Superhydrophobic Textiles: Review of Theoretical Definitions, Fabrication and Functional Evaluation

Abstract

Engineering of superhydrophobic textile surfaces has gained significant scientific and industrial interest for its potential applications in outdoor wear and protective textiles, resulting in many publications especially on theoretical models and fabrication methods. In this review, progress in theoretical definitions to explain the wetting behavior and realization techniques for superhydrophobic textile surfaces is discussed. Firstly, theoretical models from Young, Wenzel, and Cassie-Baxter to the more recent re-entrant angle model are overviewed to understand the design strategy for superhydrophobic surfaces.

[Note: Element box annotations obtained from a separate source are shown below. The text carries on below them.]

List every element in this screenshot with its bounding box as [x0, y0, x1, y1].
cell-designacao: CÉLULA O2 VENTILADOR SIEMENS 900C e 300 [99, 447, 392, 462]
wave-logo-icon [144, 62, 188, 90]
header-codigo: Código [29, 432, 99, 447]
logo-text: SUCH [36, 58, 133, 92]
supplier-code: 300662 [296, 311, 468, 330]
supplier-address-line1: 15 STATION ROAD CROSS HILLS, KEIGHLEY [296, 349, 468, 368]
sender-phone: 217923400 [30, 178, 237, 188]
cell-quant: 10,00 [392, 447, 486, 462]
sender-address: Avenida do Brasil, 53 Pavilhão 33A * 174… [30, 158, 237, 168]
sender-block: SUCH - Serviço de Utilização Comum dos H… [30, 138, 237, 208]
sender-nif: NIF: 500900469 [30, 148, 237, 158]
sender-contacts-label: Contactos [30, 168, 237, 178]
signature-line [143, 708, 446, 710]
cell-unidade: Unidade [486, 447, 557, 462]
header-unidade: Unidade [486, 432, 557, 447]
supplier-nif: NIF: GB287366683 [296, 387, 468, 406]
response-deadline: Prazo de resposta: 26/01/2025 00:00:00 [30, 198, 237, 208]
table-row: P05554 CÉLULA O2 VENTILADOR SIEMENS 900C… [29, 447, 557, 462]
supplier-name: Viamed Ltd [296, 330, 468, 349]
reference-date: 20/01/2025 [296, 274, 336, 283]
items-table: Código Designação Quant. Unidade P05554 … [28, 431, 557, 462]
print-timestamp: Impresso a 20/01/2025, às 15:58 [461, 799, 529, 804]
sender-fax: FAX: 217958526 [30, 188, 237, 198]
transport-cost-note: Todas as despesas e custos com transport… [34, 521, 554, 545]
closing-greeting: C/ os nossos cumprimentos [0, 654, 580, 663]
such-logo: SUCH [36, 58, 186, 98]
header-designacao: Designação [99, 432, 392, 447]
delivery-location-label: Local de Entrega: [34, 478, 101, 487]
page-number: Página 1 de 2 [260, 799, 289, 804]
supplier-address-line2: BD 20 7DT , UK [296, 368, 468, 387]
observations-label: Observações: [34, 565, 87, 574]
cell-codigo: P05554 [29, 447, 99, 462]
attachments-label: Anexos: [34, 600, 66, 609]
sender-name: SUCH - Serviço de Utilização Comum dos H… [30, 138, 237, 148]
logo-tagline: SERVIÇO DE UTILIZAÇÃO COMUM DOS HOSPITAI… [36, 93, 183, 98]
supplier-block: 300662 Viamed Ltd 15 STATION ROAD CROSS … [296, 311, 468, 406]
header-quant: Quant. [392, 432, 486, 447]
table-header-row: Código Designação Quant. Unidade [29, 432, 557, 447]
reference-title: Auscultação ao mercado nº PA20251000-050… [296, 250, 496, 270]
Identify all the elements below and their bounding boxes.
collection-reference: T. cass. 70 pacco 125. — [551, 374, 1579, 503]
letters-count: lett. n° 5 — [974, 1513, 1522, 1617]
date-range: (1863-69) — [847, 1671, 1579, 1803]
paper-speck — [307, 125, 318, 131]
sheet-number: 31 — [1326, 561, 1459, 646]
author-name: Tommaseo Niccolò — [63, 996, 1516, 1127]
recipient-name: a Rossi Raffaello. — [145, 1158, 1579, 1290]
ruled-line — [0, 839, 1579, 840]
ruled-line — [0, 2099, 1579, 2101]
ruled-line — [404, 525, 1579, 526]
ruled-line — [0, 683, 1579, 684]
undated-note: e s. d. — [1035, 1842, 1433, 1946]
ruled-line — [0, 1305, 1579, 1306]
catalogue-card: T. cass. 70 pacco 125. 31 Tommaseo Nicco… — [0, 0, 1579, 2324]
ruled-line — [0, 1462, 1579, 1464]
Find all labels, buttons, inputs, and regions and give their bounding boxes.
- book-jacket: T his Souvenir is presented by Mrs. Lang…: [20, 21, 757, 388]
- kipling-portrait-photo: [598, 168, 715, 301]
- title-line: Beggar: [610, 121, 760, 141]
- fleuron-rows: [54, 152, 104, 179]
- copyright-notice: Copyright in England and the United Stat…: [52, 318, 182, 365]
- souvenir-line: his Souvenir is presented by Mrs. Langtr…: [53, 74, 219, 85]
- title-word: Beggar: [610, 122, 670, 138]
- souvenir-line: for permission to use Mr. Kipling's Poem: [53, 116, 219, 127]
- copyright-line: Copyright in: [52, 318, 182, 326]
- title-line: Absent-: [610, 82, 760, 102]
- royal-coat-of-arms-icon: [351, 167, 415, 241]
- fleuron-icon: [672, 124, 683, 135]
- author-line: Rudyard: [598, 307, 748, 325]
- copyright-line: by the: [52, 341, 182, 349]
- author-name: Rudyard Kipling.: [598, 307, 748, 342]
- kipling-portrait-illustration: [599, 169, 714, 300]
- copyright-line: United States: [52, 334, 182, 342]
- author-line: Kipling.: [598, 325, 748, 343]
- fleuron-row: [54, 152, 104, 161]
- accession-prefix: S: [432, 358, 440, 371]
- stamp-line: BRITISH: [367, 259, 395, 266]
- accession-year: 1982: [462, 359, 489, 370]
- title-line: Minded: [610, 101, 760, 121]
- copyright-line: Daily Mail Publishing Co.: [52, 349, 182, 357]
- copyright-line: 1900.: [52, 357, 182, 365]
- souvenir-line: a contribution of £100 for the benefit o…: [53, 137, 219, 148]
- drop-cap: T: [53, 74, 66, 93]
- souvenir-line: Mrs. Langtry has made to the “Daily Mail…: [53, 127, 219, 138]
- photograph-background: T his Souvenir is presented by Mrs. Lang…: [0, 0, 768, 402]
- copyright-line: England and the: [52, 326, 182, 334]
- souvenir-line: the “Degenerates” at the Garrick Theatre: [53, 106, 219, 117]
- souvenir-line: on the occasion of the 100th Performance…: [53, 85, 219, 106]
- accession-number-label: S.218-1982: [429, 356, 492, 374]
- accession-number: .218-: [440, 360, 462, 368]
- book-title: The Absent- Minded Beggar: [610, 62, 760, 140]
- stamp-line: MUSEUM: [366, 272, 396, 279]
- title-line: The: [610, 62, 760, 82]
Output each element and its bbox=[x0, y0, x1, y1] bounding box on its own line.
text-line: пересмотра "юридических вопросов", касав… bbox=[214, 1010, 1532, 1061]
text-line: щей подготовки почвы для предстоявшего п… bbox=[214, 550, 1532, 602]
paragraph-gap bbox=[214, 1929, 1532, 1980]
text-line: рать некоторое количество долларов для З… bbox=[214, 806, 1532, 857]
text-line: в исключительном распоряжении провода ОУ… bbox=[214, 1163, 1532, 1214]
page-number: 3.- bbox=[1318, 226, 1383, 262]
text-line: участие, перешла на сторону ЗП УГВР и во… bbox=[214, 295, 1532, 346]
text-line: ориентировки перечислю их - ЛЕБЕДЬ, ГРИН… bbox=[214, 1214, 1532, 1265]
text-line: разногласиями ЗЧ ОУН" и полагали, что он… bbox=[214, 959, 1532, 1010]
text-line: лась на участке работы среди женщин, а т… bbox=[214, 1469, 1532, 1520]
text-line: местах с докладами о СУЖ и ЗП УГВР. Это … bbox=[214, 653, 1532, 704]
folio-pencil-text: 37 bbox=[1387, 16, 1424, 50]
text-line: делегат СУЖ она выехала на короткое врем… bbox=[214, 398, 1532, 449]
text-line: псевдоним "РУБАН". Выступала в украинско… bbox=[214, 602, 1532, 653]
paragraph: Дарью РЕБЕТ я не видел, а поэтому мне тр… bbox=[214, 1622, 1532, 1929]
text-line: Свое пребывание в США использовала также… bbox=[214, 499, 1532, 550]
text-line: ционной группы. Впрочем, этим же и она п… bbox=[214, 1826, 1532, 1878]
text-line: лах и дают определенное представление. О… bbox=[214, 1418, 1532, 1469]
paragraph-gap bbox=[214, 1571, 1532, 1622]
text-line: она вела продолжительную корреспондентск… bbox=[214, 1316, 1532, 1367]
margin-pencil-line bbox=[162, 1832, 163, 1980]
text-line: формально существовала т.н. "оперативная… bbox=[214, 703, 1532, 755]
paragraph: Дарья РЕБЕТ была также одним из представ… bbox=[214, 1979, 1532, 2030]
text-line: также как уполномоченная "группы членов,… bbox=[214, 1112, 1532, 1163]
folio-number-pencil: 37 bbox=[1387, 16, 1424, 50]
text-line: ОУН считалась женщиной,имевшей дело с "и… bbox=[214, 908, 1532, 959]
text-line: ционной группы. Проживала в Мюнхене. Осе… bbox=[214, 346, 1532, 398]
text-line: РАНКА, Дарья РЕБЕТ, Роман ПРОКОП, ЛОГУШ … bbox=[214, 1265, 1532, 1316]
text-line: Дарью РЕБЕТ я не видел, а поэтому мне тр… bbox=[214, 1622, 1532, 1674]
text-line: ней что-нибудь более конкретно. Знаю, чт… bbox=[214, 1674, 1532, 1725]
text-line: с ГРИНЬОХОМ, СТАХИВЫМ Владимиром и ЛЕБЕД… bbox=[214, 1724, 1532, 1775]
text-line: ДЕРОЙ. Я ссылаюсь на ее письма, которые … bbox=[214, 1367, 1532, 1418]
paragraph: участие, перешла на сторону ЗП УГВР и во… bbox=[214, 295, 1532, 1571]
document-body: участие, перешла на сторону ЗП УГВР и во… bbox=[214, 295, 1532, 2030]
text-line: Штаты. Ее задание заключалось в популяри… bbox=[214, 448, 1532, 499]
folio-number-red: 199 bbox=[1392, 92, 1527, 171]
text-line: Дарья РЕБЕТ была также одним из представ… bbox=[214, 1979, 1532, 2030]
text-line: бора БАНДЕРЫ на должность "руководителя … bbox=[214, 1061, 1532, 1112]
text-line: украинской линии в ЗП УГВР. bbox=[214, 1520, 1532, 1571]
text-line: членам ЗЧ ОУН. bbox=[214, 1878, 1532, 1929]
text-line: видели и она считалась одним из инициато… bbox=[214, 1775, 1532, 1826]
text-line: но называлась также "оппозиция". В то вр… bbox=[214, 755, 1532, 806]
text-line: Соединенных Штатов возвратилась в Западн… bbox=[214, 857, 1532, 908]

Secondly, major surface manipulation techniques to produce superhydrophobic textiles were reviewed for: modification of surface energy, addition of surface roughness by depositing or growing nanoparticles either in spherical form or in high aspect ratio, etching by plasma or caustic chemicals. Particular attention is paid to evaluation methods to measure the level of hydrophobicity for superhydrophobic textile surfaces, as a limitation of static water contact angle (WCA) on differentiating superhydrophobic surfaces has been reported elsewhere. The challenges in application of superhydrophobic textiles to clothing materials in terms of comfort properties and durability are discussed with the suggestion of further research opportunities to expand the application.